Dalam laporannya, majalah terkemuka Inggris ini mengungkap bagaimana tentara Israel dan para kontraktor keamanan sering kali menutup paksa pusat distribusi bantuan atau bahkan melepaskan tembakan begitu mereka menilai ada potensi gangguan keamanan.
“Warga Palestina terus mati demi makanan,” tulis The Economist.
Meski begitu, Israel terus mengklaim bahwa distribusi bantuan berjalan sesuai rencana.
Dari sisi kemanusiaan, The Guardian memuat tulisan dokter asal Australia, Dr. Tien Minh Dinh, yang secara sukarela bekerja di Gaza.
Ia menolak anggapan bahwa para relawan asing adalah pahlawan sebenarnya.
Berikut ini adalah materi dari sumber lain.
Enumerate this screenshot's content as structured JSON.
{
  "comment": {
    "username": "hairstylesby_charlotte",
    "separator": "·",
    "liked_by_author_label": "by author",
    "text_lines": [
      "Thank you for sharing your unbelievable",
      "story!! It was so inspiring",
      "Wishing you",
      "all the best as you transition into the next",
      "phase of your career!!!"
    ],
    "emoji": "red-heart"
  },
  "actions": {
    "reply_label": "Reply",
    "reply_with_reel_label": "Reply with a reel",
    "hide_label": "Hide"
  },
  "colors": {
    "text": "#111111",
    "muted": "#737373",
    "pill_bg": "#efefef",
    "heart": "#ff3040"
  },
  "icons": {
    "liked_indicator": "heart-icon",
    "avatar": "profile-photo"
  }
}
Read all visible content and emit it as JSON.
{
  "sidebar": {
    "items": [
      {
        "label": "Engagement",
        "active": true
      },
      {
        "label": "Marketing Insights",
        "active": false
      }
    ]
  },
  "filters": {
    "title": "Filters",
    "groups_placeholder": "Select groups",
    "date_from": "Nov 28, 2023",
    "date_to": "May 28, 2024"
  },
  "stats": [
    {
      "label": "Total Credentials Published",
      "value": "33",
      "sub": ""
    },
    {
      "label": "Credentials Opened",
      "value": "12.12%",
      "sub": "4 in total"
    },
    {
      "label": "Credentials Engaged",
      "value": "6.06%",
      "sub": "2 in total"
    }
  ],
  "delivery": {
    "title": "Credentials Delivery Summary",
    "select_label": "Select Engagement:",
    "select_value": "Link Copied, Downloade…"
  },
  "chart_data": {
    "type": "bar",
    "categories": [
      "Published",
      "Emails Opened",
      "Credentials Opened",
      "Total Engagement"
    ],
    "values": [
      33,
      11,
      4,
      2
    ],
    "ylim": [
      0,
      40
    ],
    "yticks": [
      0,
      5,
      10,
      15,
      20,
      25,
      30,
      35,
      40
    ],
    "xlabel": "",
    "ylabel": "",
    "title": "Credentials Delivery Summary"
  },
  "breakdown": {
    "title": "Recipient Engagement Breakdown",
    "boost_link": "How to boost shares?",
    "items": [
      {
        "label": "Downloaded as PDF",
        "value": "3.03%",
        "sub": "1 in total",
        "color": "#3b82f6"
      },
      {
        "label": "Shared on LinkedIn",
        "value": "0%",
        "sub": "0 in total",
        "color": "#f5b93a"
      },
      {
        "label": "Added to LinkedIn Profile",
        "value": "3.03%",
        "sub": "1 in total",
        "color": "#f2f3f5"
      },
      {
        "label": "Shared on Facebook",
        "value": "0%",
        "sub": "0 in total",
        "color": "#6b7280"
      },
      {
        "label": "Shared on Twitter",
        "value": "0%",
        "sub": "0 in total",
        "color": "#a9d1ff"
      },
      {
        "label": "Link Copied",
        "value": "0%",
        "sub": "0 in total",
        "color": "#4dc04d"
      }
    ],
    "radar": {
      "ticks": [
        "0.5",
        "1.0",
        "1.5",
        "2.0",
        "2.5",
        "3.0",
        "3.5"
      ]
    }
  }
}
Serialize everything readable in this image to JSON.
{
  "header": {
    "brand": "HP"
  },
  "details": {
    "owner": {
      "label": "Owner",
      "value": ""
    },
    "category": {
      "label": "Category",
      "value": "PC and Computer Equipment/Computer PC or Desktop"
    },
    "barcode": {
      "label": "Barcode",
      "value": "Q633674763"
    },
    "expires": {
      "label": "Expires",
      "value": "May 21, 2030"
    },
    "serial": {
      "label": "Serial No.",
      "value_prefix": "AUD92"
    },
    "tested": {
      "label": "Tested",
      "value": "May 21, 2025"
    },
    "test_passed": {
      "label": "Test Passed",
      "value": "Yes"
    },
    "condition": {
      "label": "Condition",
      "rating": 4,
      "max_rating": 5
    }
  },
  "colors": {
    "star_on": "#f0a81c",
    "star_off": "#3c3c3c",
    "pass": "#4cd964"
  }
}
“Pahlawan sejati adalah warga Gaza—anak-anak, tenaga medis, dan warga sipil—yang tetap datang bekerja setiap hari selama lebih dari 650 hari di tengah horor perang,” tulisnya.
Sementara itu, dalam opini tajam yang dimuat di Haaretz, disebutkan bahwa Israel saat ini menjalankan dua agenda secara bersamaan. Yaitu genosida di Gaza dan pembersihan etnis di Tepi Barat.
Artikel itu menyerukan agar perhatian dunia tidak hanya terpusat pada Gaza, tetapi juga pada tindakan sistematis Israel terhadap warga Palestina di wilayah pendudukan lainnya.